Being detectable isn’t very interesting. Modern technology can detect vanishingly small concentrations of weird isotopes. No harm came to anybody on the other side of the ocean from that stuff.
Now consider a pollutant like mercury. It goes far beyond being merely detectable. There’s so much mercury in the oceans that it’s unsafe to eat seafood too often. Most of that came from human activity. A huge chunk of it came from burning coal. An entire category of food poisoned planetwide!
"Detecting Fukishima" from North America was no mean feat .. it was akin to hearing the footfall of an ant several miles away.
The radiometric procedure here was (IIRC) replace a large number of air filter mats in a large number of HVAC units and after a week to cycle them back and then reduce the "contaminated" mats down to samples that sat within highly sensitive high crystal volume spectrometers for 72 hours or more.

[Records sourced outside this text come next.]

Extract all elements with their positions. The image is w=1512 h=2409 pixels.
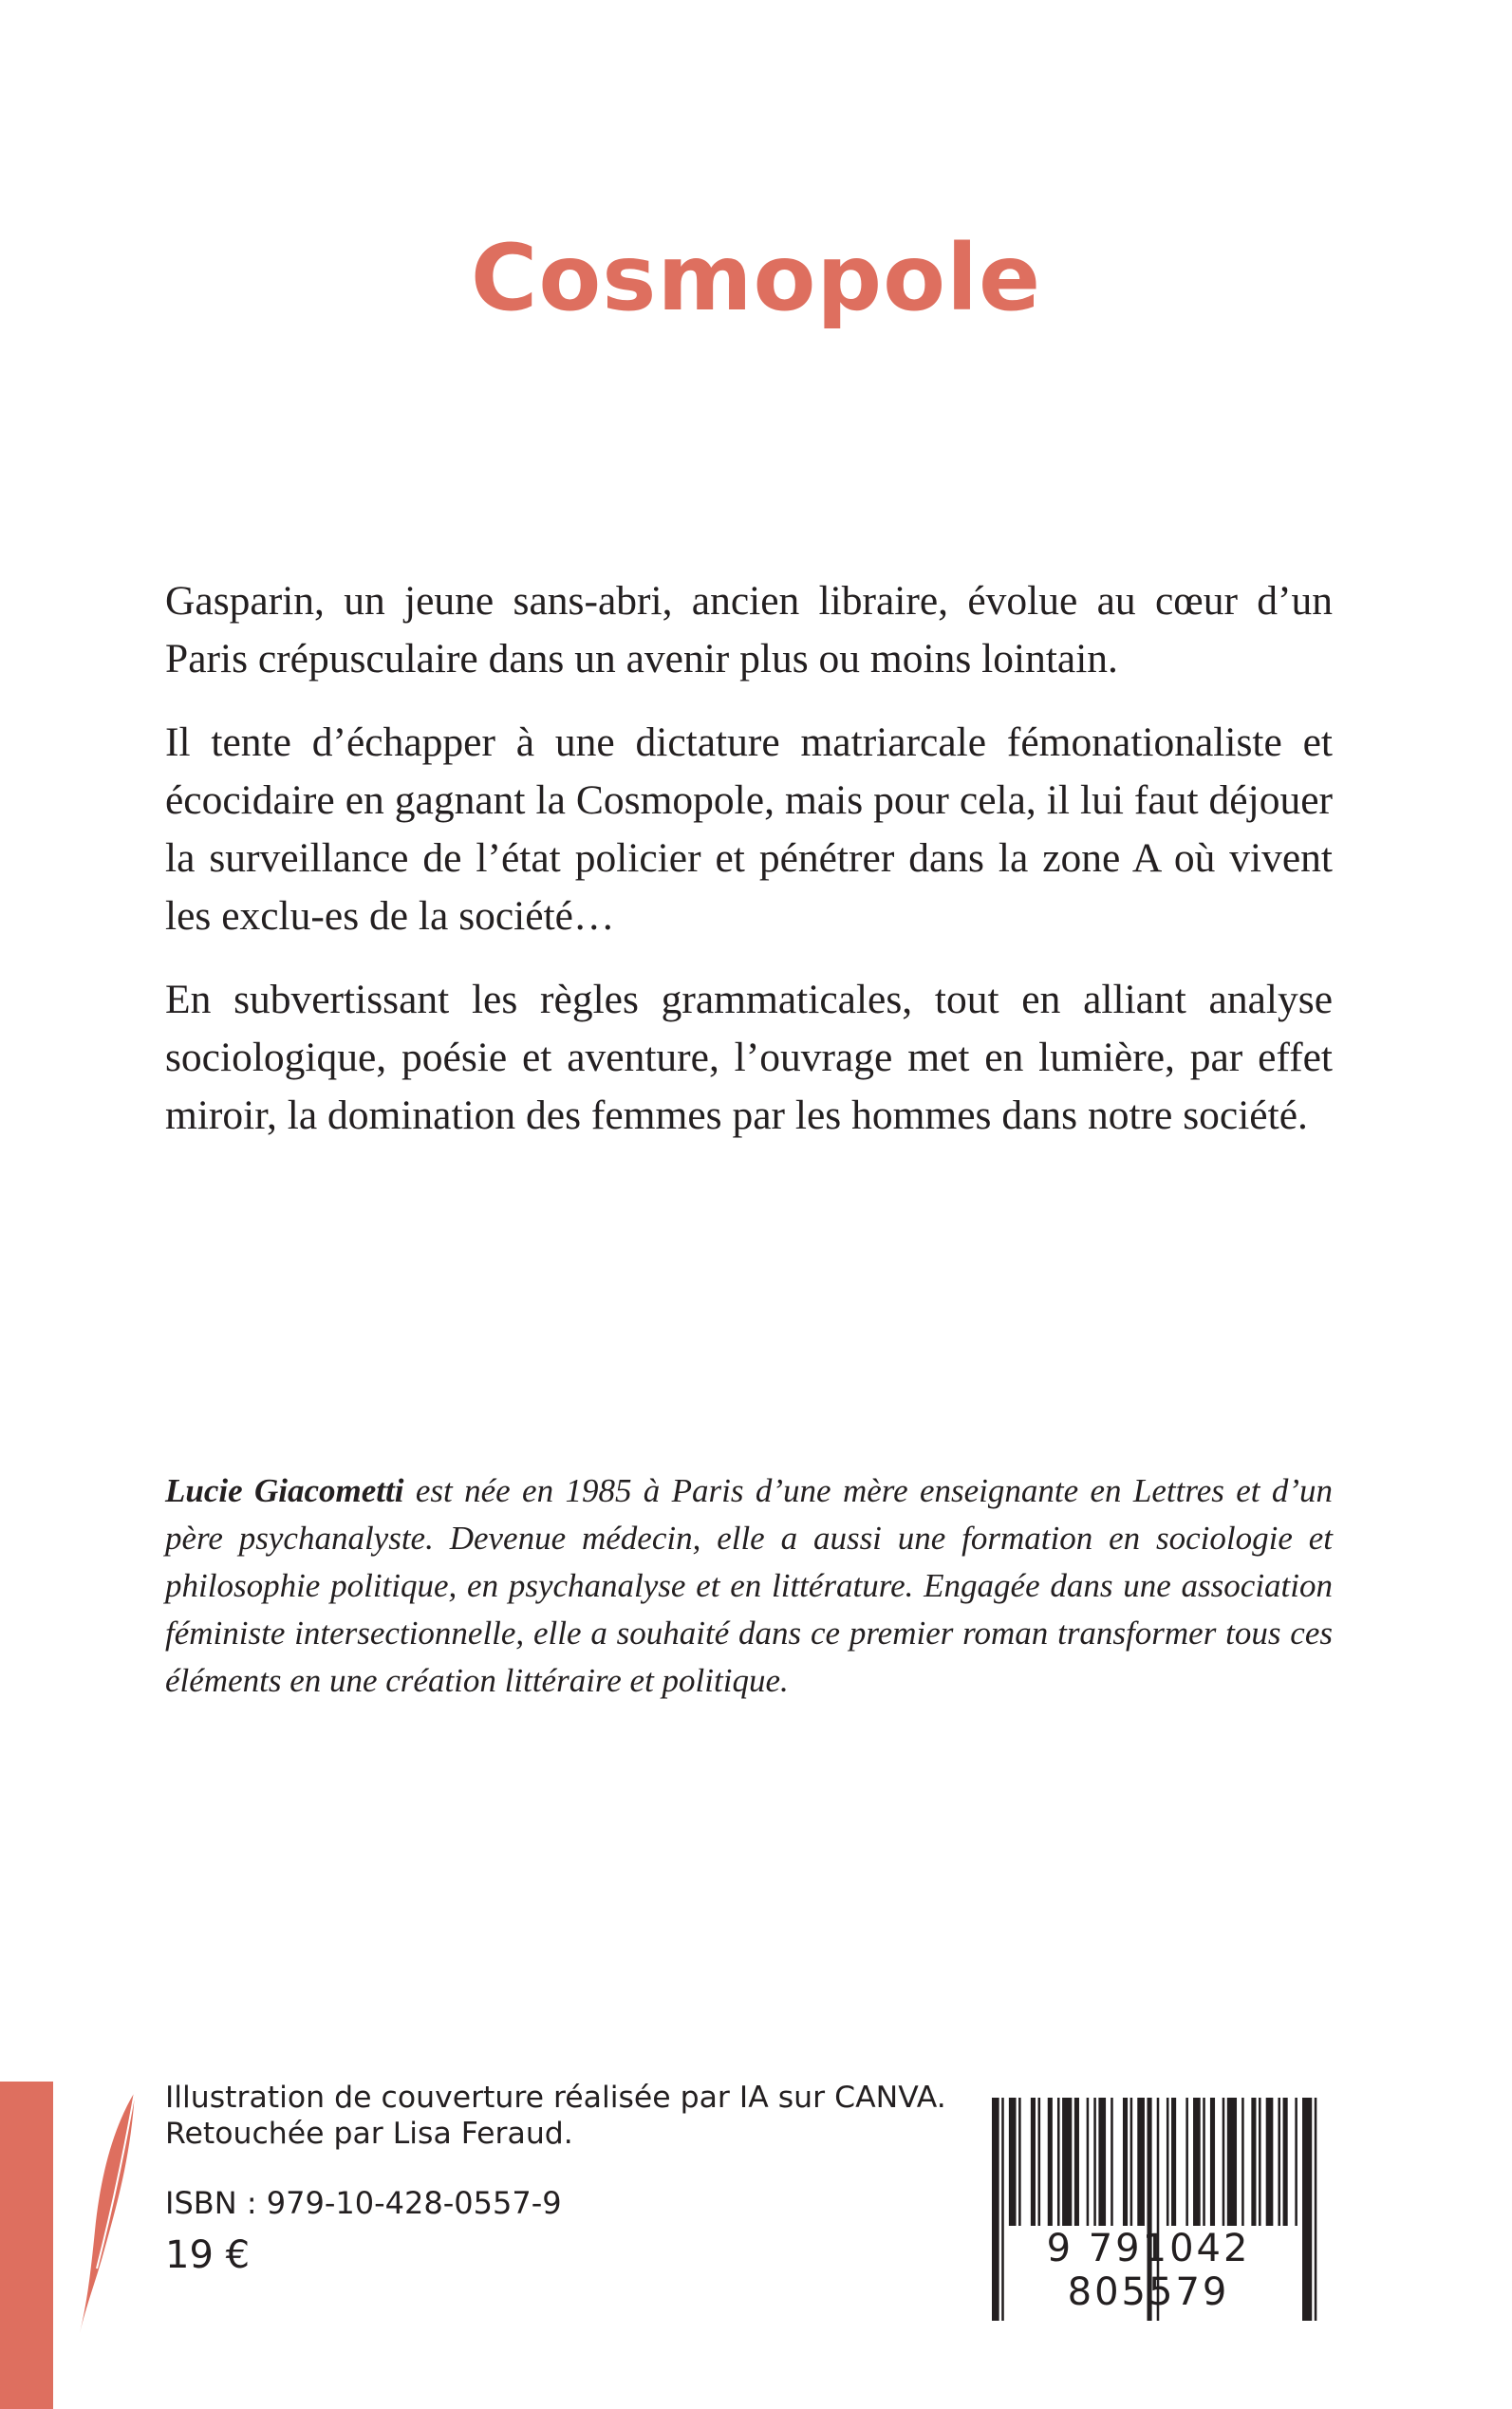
isbn-label: ISBN : 979-10-428-0557-9 xyxy=(165,2185,562,2221)
barcode-bar xyxy=(1137,2098,1145,2226)
barcode-digits: 9 791042 805579 xyxy=(1046,2227,1251,2314)
barcode-bar xyxy=(1111,2098,1113,2226)
barcode-bar xyxy=(1038,2098,1041,2226)
price-label: 19 € xyxy=(165,2233,251,2277)
barcode-bar xyxy=(1123,2098,1128,2226)
barcode-bar xyxy=(1283,2098,1288,2226)
barcode-bar xyxy=(1031,2098,1036,2226)
barcode-bar xyxy=(1203,2098,1205,2226)
blurb-paragraph-3: En subvertissant les règles grammaticales, tout en alliant analyse sociologique, poésie et aventure, l’ouvrage met en lumière, par effet miroir, la domination des femmes par les hommes dans notre société. xyxy=(165,977,1333,1138)
barcode-bar xyxy=(1167,2098,1169,2226)
barcode-bar xyxy=(1278,2098,1280,2226)
barcode-bar xyxy=(1009,2098,1017,2226)
barcode-bar xyxy=(1227,2098,1237,2226)
credits-line-2: Retouchée par Lisa Feraud. xyxy=(165,2117,573,2151)
barcode-bar xyxy=(1193,2098,1201,2226)
barcode-bar xyxy=(1295,2098,1297,2226)
barcode-bar xyxy=(1062,2098,1072,2226)
barcode-bar xyxy=(1185,2098,1188,2226)
feather-icon xyxy=(76,2088,142,2335)
barcode-bar xyxy=(1074,2098,1079,2226)
credits-line-1: Illustration de couverture réalisée par IA sur CANVA. xyxy=(165,2081,946,2115)
barcode-bar xyxy=(1093,2098,1096,2226)
author-bio-text: est née en 1985 à Paris d’une mère enseignante en Lettres et d’un père psychanalyste. Devenue médecin, elle a aussi une formation en sociologie et philosophie politique, en psychanalyse et en littérature. Engagée dans une association féministe intersectionnelle, elle a souhaité dans ce premier roman transformer tous ces éléments en une création littéraire et politique. xyxy=(165,1472,1334,1699)
accent-side-bar xyxy=(0,2082,53,2409)
blurb-paragraph-1: Gasparin, un jeune sans-abri, ancien libraire, évolue au cœur d’un Paris crépusculaire dans un avenir plus ou moins lointain. xyxy=(165,578,1333,682)
barcode-bar xyxy=(1087,2098,1090,2226)
barcode-bar xyxy=(1223,2098,1225,2226)
author-name: Lucie Giacometti xyxy=(165,1472,404,1509)
author-bio xyxy=(165,1467,1333,1705)
back-cover-blurb xyxy=(165,572,1333,1170)
barcode-bar xyxy=(1259,2098,1261,2226)
barcode-bar xyxy=(1171,2098,1176,2226)
cover-credits xyxy=(165,2080,946,2152)
barcode-bar xyxy=(1057,2098,1060,2226)
barcode-bar xyxy=(1098,2098,1106,2226)
book-title: Cosmopole xyxy=(470,225,1042,331)
barcode-bar xyxy=(1266,2098,1274,2226)
barcode-bar xyxy=(1241,2098,1244,2226)
barcode-bar xyxy=(1130,2098,1133,2226)
blurb-paragraph-2: Il tente d’échapper à une dictature matriarcale fémonationaliste et écocidaire en gagnant la Cosmopole, mais pour cela, il lui faut déjouer la surveillance de l’état policier et pénétrer dans la zone A où vivent les exclu-es de la société… xyxy=(165,719,1333,939)
barcode-bar xyxy=(1210,2098,1215,2226)
barcode-bar xyxy=(1251,2098,1256,2226)
barcode-bar xyxy=(1048,2098,1053,2226)
barcode-bar xyxy=(1018,2098,1021,2226)
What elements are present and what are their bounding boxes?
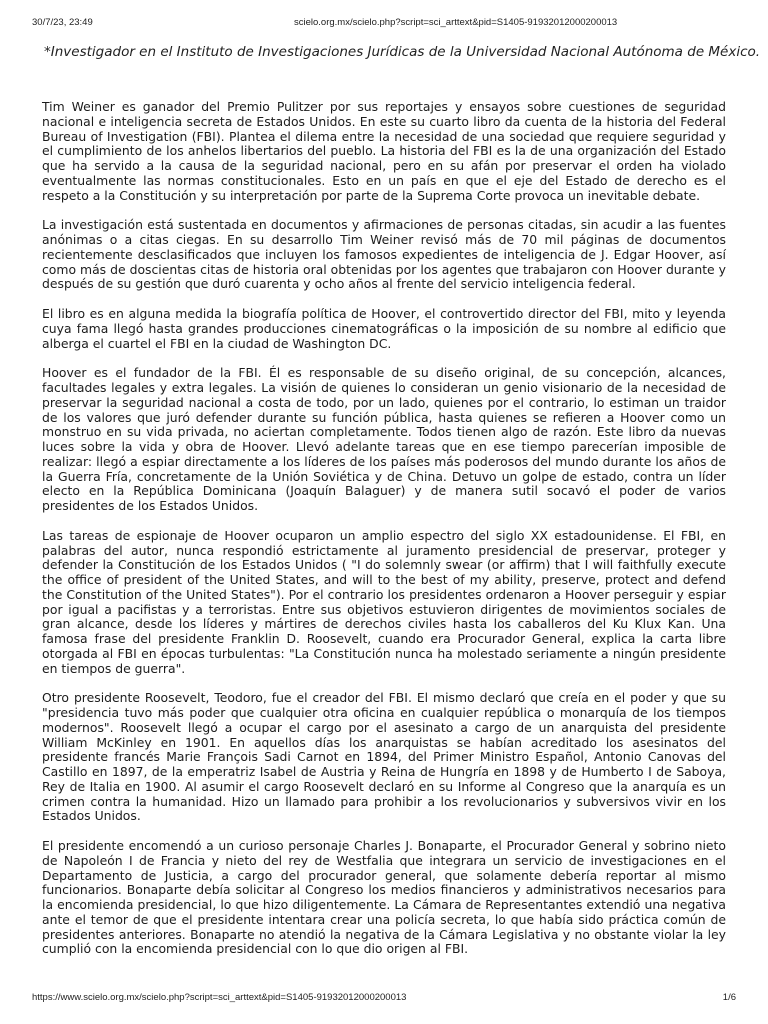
article-body: [42, 100, 726, 972]
paragraph: El presidente encomendó a un curioso personaje Charles J. Bonaparte, el Procurador General y sobrino nieto de Napoleón I de Francia y nieto del rey de Westfalia que integrara un servicio de investigaciones en el Departamento de Justicia, a cargo del procurador general, que solamente debería reportar al mismo funcionarios. Bonaparte debía solicitar al Congreso los medios financieros y administrativos necesarios para la encomienda presidencial, lo que hizo diligentemente. La Cámara de Representantes extendió una negativa ante el temor de que el presidente intentara crear una policía secreta, lo que había sido práctica común de presidentes anteriores. Bonaparte no atendió la negativa de la Cámara Legislativa y no obstante violar la ley cumplió con la encomienda presidencial con lo que dio origen al FBI.: [42, 838, 726, 957]
author-affiliation: *Investigador en el Instituto de Investigaciones Jurídicas de la Universidad Nacional Autónoma de México.: [44, 44, 761, 60]
print-site-url: scielo.org.mx/scielo.php?script=sci_arttext&pid=S1405-91932012000200013: [294, 17, 618, 28]
paragraph: La investigación está sustentada en documentos y afirmaciones de personas citadas, sin acudir a las fuentes anónimas o a citas ciegas. En su desarrollo Tim Weiner revisó más de 70 mil páginas de documentos recientemente desclasificados que incluyen los famosos expedientes de inteligencia de J. Edgar Hoover, así como más de doscientas citas de historia oral obtenidas por los agentes que trabajaron con Hoover durante y después de su gestión que duró cuarenta y ocho años al frente del servicio inteligencia federal.: [42, 217, 726, 292]
print-header: [32, 17, 736, 31]
print-footer: [32, 992, 736, 1006]
footer-url: https://www.scielo.org.mx/scielo.php?script=sci_arttext&pid=S1405-91932012000200013: [32, 992, 407, 1003]
paragraph: Tim Weiner es ganador del Premio Pulitzer por sus reportajes y ensayos sobre cuestiones de seguridad nacional e inteligencia secreta de Estados Unidos. En este su cuarto libro da cuenta de la historia del Federal Bureau of Investigation (FBI). Plantea el dilema entre la necesidad de una sociedad que requiere seguridad y el cumplimiento de los anhelos libertarios del pueblo. La historia del FBI es la de una organización del Estado que ha servido a la causa de la seguridad nacional, pero en su afán por preservar el orden ha violado eventualmente las normas constitucionales. Esto en un país en que el eje del Estado de derecho es el respeto a la Constitución y su interpretación por parte de la Suprema Corte provoca un inevitable debate.: [42, 99, 726, 203]
paragraph: Las tareas de espionaje de Hoover ocuparon un amplio espectro del siglo XX estadounidense. El FBI, en palabras del autor, nunca respondió estrictamente al juramento presidencial de preservar, proteger y defender la Constitución de los Estados Unidos ( "I do solemnly swear (or affirm) that I will faithfully execute the office of president of the United States, and will to the best of my ability, preserve, protect and defend the Constitution of the United States"). Por el contrario los presidentes ordenaron a Hoover perseguir y espiar por igual a pacifistas y a terroristas. Entre sus objetivos estuvieron dirigentes de movimientos sociales de gran alcance, desde los líderes y mártires de derechos civiles hasta los caballeros del Ku Klux Kan. Una famosa frase del presidente Franklin D. Roosevelt, cuando era Procurador General, explica la carta libre otorgada al FBI en épocas turbulentas: "La Constitución nunca ha molestado seriamente a ningún presidente en tiempos de guerra".: [42, 527, 726, 676]
page-number: 1/6: [722, 992, 736, 1003]
paragraph: Otro presidente Roosevelt, Teodoro, fue el creador del FBI. El mismo declaró que creía en el poder y que su "presidencia tuvo más poder que cualquier otra oficina en cualquier república o monarquía de los tiempos modernos". Roosevelt llegó a ocupar el cargo por el asesinato a cargo de un anarquista del presidente William McKinley en 1901. En aquellos días los anarquistas se habían acreditado los asesinatos del presidente francés Marie François Sadi Carnot en 1894, del Primer Ministro Español, Antonio Canovas del Castillo en 1897, de la emperatriz Isabel de Austria y Reina de Hungría en 1898 y de Humberto I de Saboya, Rey de Italia en 1900. Al asumir el cargo Roosevelt declaró en su Informe al Congreso que la anarquía es un crimen contra la humanidad. Hizo un llamado para prohibir a los revolucionarios y subversivos vivir en los Estados Unidos.: [42, 690, 726, 824]
paragraph: Hoover es el fundador de la FBI. Él es responsable de su diseño original, de su concepción, alcances, facultades legales y extra legales. La visión de quienes lo consideran un genio visionario de la necesidad de preservar la seguridad nacional a costa de todo, por un lado, quienes por el contrario, lo estiman un traidor de los valores que juró defender durante su función pública, hasta quienes se refieren a Hoover como un monstruo en su vida privada, no aciertan completamente. Todos tienen algo de razón. Este libro da nuevas luces sobre la vida y obra de Hoover. Llevó adelante tareas que en ese tiempo parecerían imposible de realizar: llegó a espiar directamente a los líderes de los países más poderosos del mundo durante los años de la Guerra Fría, concretamente de la Unión Soviética y de China. Detuvo un golpe de estado, contra un líder electo en la República Dominicana (Joaquín Balaguer) y de manera sutil socavó el poder de varios presidentes de los Estados Unidos.: [42, 365, 726, 513]
paragraph: El libro es en alguna medida la biografía política de Hoover, el controvertido director del FBI, mito y leyenda cuya fama llegó hasta grandes producciones cinematográficas o la imposición de su nombre al edificio que alberga el cuartel el FBI en la ciudad de Washington DC.: [42, 306, 726, 351]
print-datetime: 30/7/23, 23:49: [32, 17, 93, 28]
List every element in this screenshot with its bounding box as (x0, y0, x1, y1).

The 'normal' environmental radiation event count level in 40 litres of doped Sodium Iodide scintillation Crystals (if that's what was used) at some 80m above ground level is between one and two thousand events per second.
The Fukishima signature gamma events came to a few thousand in 72 hours (again, IIRC) whch had to be teased out from a flood of other events many magnitudes greater in count.
Absolutely not enough to be concerned about, but a seriously interesting bit of detection work.
Now consider a pollutant like mercury. It goes far beyond being merely detectable. There’s so much mercury in the oceans that it’s unsafe to eat seafood too often. Most of that came from human activity. A huge chunk of it came from burning coal. An entire category of food poisoned planetwide!